What does economic recovery look like? It looks like vibrancy. It looks like people joyfully working. It looks like people who spend, if not freely, certainly less cautiously. They don’t have to run an algorithm in their brain before they decide that their child can have an ice cream cone. It means being able to put a few pennies aside for college possibilities. It means having a moment to exhale.
For all the talk of Wall Street exuberance and economic recovery, there are millions who are still waiting to exhale. While we mostly focus on the officially unemployed, the equally pressing concern is about those who are underemployed, working part time when they want to work full time.
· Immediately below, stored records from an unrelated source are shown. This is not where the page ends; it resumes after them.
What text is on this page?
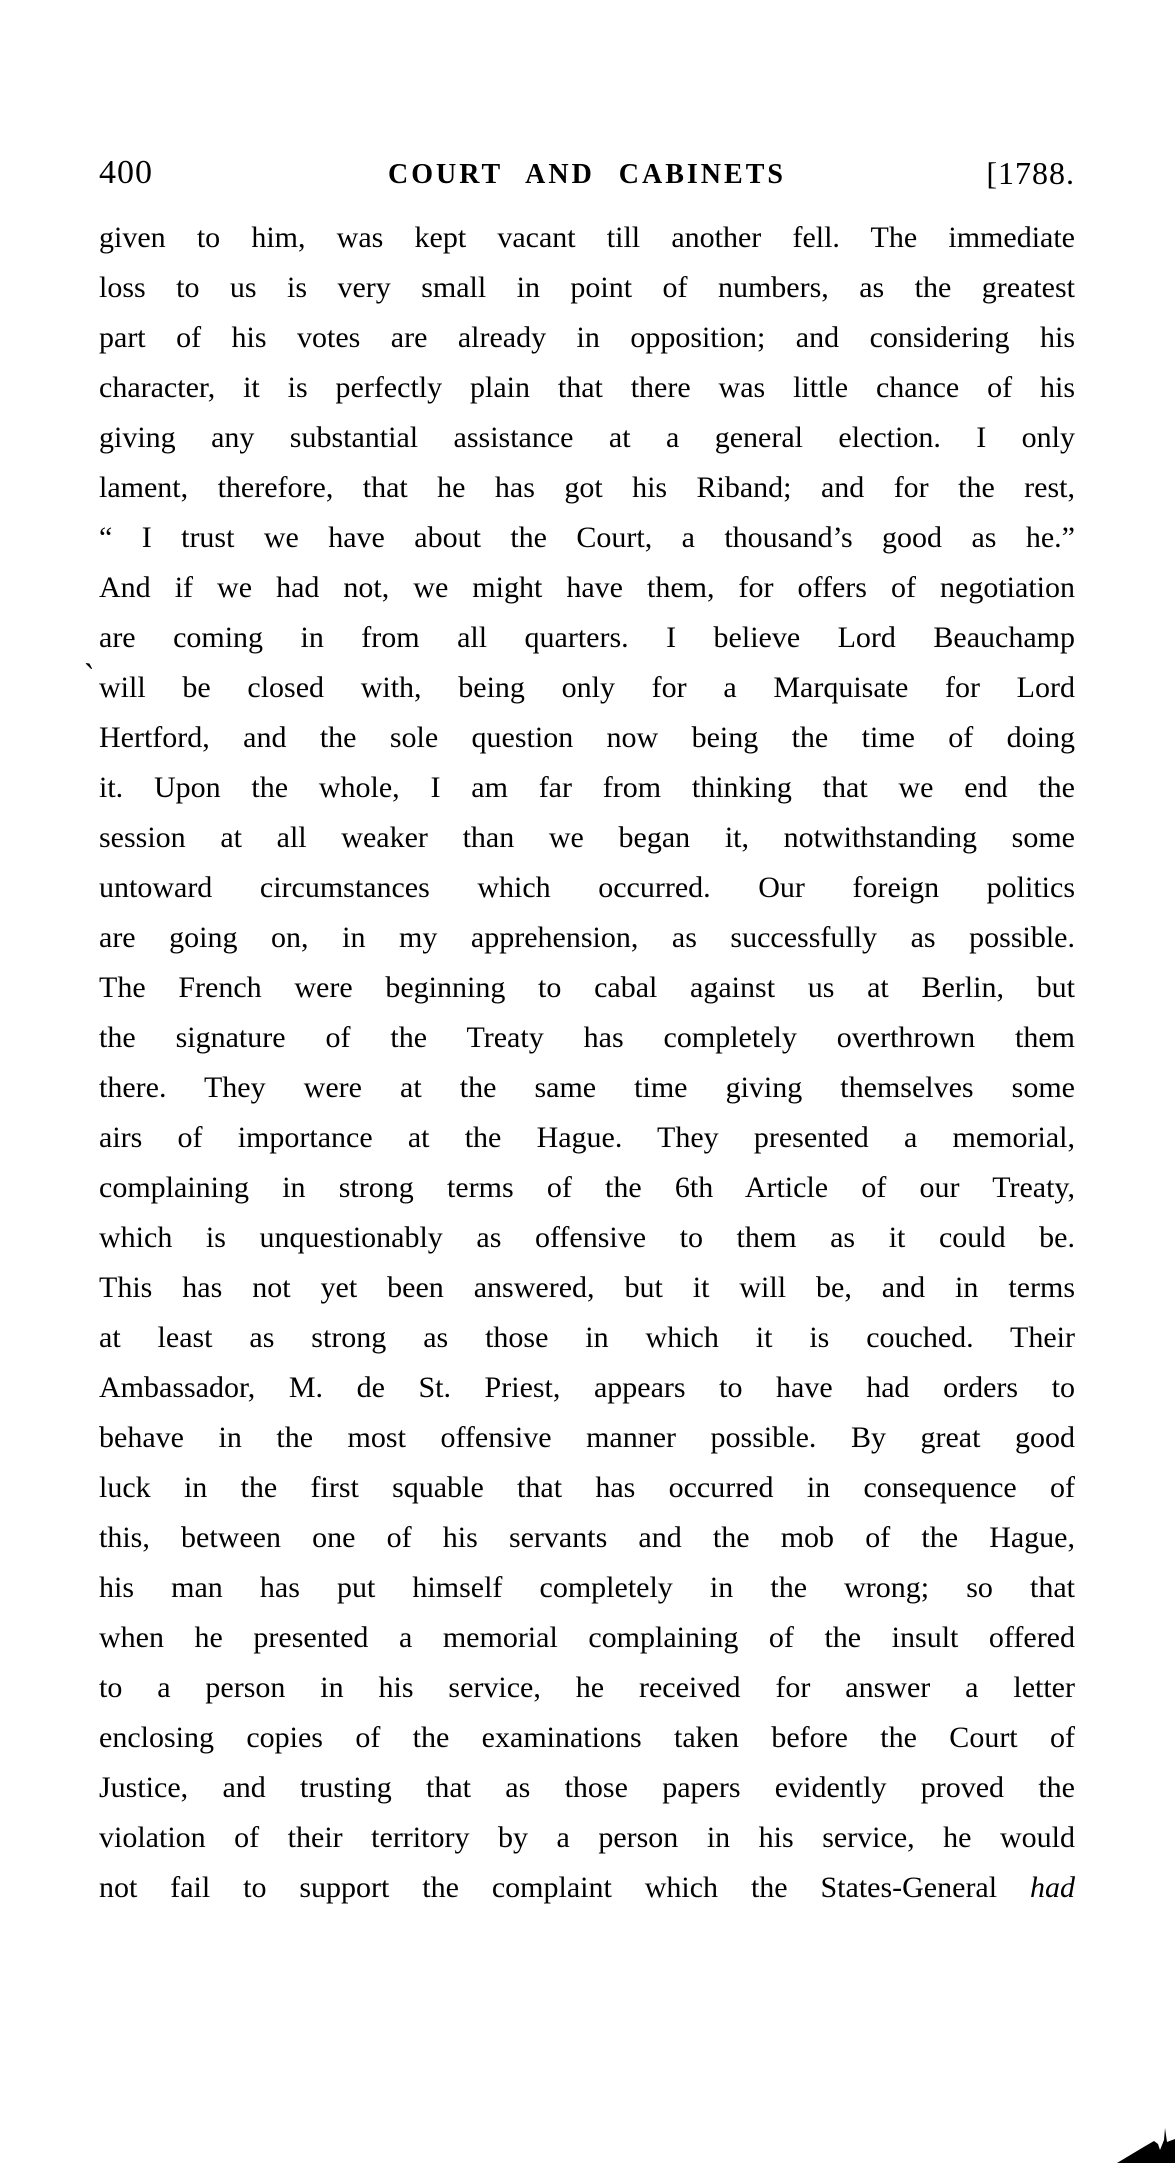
400	COURT AND CABINETS	[1788.
given to him, was kept vacant till another fell. The immediate
loss to us is very small in point of numbers, as the greatest
part of his votes are already in opposition; and considering his
character, it is perfectly plain that there was little chance of his
giving any substantial assistance at a general election. I only
lament, therefore, that he has got his Riband; and for the rest,
“ I trust we have about the Court, a thousand’s good as he.”
And if we had not, we might have them, for offers of negotiation
are coming in from all quarters. I believe Lord Beauchamp
will be closed with, being only for a Marquisate for Lord
Hertford, and the sole question now being the time of doing
it. Upon the whole, I am far from thinking that we end the
session at all weaker than we began it, notwithstanding some
untoward circumstances which occurred. Our foreign politics
are going on, in my apprehension, as successfully as possible.
The French were beginning to cabal against us at Berlin, but
the signature of the Treaty has completely overthrown them
there. They were at the same time giving themselves some
airs of importance at the Hague. They presented a memorial,
complaining in strong terms of the 6th Article of our Treaty,
which is unquestionably as offensive to them as it could be.
This has not yet been answered, but it will be, and in terms
at least as strong as those in which it is couched. Their
Ambassador, M. de St. Priest, appears to have had orders to
behave in the most offensive manner possible. By great good
luck in the first squable that has occurred in consequence of
this, between one of his servants and the mob of the Hague,
his man has put himself completely in the wrong; so that
when he presented a memorial complaining of the insult offered
to a person in his service, he received for answer a letter
enclosing copies of the examinations taken before the Court of
Justice, and trusting that as those papers evidently proved the
violation of their territory by a person in his service, he would
not fail to support the complaint which the States-General had
`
All of these folks are in the job search mix, and they are too often the people we ignore.
In many ways this is also a “race matters” narrative. Economic recovery looks great for some, good for others, and absolutely dismal for those at the bottom. The unofficial unemployment rate among African Americans remains at someplace near 25 percent. The Bureau of Labor Statistics won’t measure that, because then they will have to report the economic failure inherent in this so-called economic recovery.
The Federal Reserve and the IMF are reporting economic projections that trickle down. They say the economic recovery will not happen as quickly as they once projected, and that they have a “wait and see” attitude. The Fed is moving closer to raising interest rates, and are withdrawing from their bond buying program that fostered economic stability.
Their “wait and see” really means pulling back, which may help the overall economy. When will those on the bottom, the least, the last, and the left out, experience recovery? Until those who make public policy are prepared to deal with persistent economic bifurcation, economic recovery looks good for some, dismal as ever for others.
Julianne Malveaux is a Washington, D.C.-based economist and writer. She is President Emerita of Bennett College for Women in Greensboro, N.C.